You wouldn’t expect that I’d get tired of shooting dragonflies – it seems to take longer every season, but this week I finally lost the dragonfly vibe. Though the fields were teeming with blue dashers and more than a few skimmers of various sorts, I left the digital camera and the macro rig behind. I wandered back into the clearing with a trusty Pentax LX loaded with Rollei IR 400 film, a couple of zoom lenses, and an R72 filter.
I shot two rolls of the Rollei film – 72 frames, but with bracketing only about 20 different compositions. Digital has really spoiled me – I feel like I’ve wasted an afternoon if I don’t take 200 shots. That is one of the great perils of digital photography - you become your own army of monkeys, pounding at the shutter button. Accidental successes seem to be triumphs, but it’s hard to figure out how you got there and recreate the work. Not to mention that accidnets have no concept behind them.
Well - back to the fields and forest. I found a pearl in the sandy soil, often the case there.
This was my third session with the Rollei film. It was shot with the R72 filter, metered though the lens with the ISO set at 200 (thanks, Ray!) Film was developed in HC110, Dil H (1:66) at 20C for 24 minutes, with very low agitation (gentle agitation every 3 minutes for the first 12, then every 60 seconds.) I like it, but I don’t see it as a replacement for HEI. It’s much too slow with the R72 filter, and I really like using a plain red filter and being able to check and tweak the composition as I’m hitting the shutter button.

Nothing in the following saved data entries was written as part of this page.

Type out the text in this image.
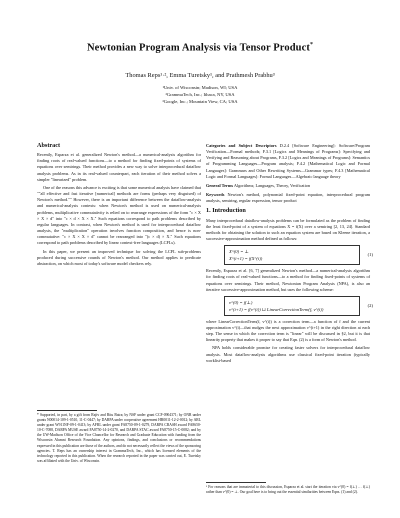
Newtonian Program Analysis via Tensor Product*
Thomas Reps¹·², Emma Turetsky¹, and Prathmesh Prabhu³
¹Univ. of Wisconsin; Madison, WI; USA
²GrammaTech, Inc.; Ithaca, NY, USA
³Google, Inc.; Mountain View, CA; USA
Abstract

Recently, Esparza et al. generalized Newton's method—a numerical-analysis algorithm for finding roots of real-valued functions—to a method for finding fixed-points of systems of equations over semirings. Their method provides a new way to solve interprocedural dataflow analysis problems. As in its real-valued counterpart, each iteration of their method solves a simpler "linearized" problem.

One of the reasons this advance is exciting is that some numerical analysts have claimed that ""all effective and fast iterative [numerical] methods are forms (perhaps very disguised) of Newton's method."" However, there is an important difference between the dataflow-analysis and numerical-analysis contexts: when Newton's method is used on numerical-analysis problems, multiplicative commutativity is relied on to rearrange expressions of the form "c × X × X × d" into "c × d × X × X." Such equations correspond to path problems described by regular languages. In contrast, when Newton's method is used for interprocedural dataflow analysis, the "multiplication" operation involves function composition, and hence is non-commutative: "c × X × X × d" cannot be rearranged into "(c × d) × X." Such equations correspond to path problems described by linear context-free languages (LCFLs).

In this paper, we present an improved technique for solving the LCFL sub-problems produced during successive rounds of Newton's method. Our method applies to predicate abstraction, on which most of today's software model checkers rely.

* Supported, in part, by a gift from Rajiv and Ritu Batra; by NSF under grant CCF-0904371; by ONR under grants N00014-109-1-0510, 11-C-0447; by DARPA under cooperative agreement HR0011-12-2-0012; by ARL under grant W911NF-09-1-0413; by AFRL under grant FA8750-09-1-0279, DARPA CRASH award FA8650-10-C-7088, DARPA MUSE award FA8750-14-2-0270, and DARPA STAC award FA8750-15-C-0082; and by the UW-Madison Office of the Vice Chancellor for Research and Graduate Education with funding from the Wisconsin Alumni Research Foundation. Any opinions, findings, and conclusions or recommendations expressed in this publication are those of the authors, and do not necessarily reflect the views of the sponsoring agencies. T. Reps has an ownership interest in GrammaTech, Inc., which has licensed elements of the technology reported in this publication. When the research reported in the paper was carried out, E. Turetsky was affiliated with the Univ. of Wisconsin.
Categories and Subject Descriptors D.2.4 [Software Engineering]: Software/Program Verification—Formal methods; F.3.1 [Logics and Meanings of Programs]: Specifying and Verifying and Reasoning about Programs, F.3.2 [Logics and Meanings of Programs]: Semantics of Programming Languages—Program analysis; F.4.2 [Mathematical Logic and Formal Languages]: Grammars and Other Rewriting Systems—Grammar types; F.4.3 [Mathematical Logic and Formal Languages]: Formal Languages—Algebraic language theory
General Terms Algorithms; Languages, Theory, Verification
Keywords Newton's method, polynomial fixed-point equation, interprocedural program analysis, semiring, regular expression, tensor product
1. Introduction

Many interprocedural dataflow-analysis problems can be formulated as the problem of finding the least fixed-point of a system of equations X = f(X) over a semiring [2, 13, 24]. Standard methods for obtaining the solution to such an equation system are based on Kleene iteration, a successive-approximation method defined as follows:

X^(0) = ⊥
X^(i+1) = f(X^(i))
(1)

Recently, Esparza et al. [6, 7] generalized Newton's method—a numerical-analysis algorithm for finding roots of real-valued functions—to a method for finding fixed-points of systems of equations over semirings. Their method, Newtonian Program Analysis (NPA), is also an iterative successive-approximation method, but uses the following scheme:

ν^(0) = f(⊥)
ν^(i+1) = f(ν^(i)) ⊔ LinearCorrectionTerm(f, ν^(i))
(2)

where LinearCorrectionTerm(f, ν^(i)) is a correction term—a function of f and the current approximation ν^(i)—that nudges the next approximation ν^(i+1) in the right direction at each step. The sense in which the correction term is "linear" will be discussed in §2, but it is that linearity property that makes it proper to say that Eqn. (2) is a form of Newton's method.

NPA holds considerable promise for creating faster solvers for interprocedural dataflow analysis. Most dataflow-analysis algorithms use classical fixed-point iteration (typically worklist-based

¹ For reasons that are immaterial to this discussion, Esparza et al. start the iteration via ν^(0) = f(⊥) … f(⊥) rather than ν^(0) = ⊥. Our goal here is to bring out the essential similarities between Eqns. (1) and (2).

Rollei IR 400, with an R72 filter, is also a pretty high contrast film. Despite my attempt at using HC110 as a compensating developer, the film is a tough beast to tame with shadow areas virtually clear on the negative. But, when it comes to B&W shots, contrast is your friend. Not a friend I’ve really come to terms with, but working with this film has been a big boost in helping me understand and work with higher contrast mono shots.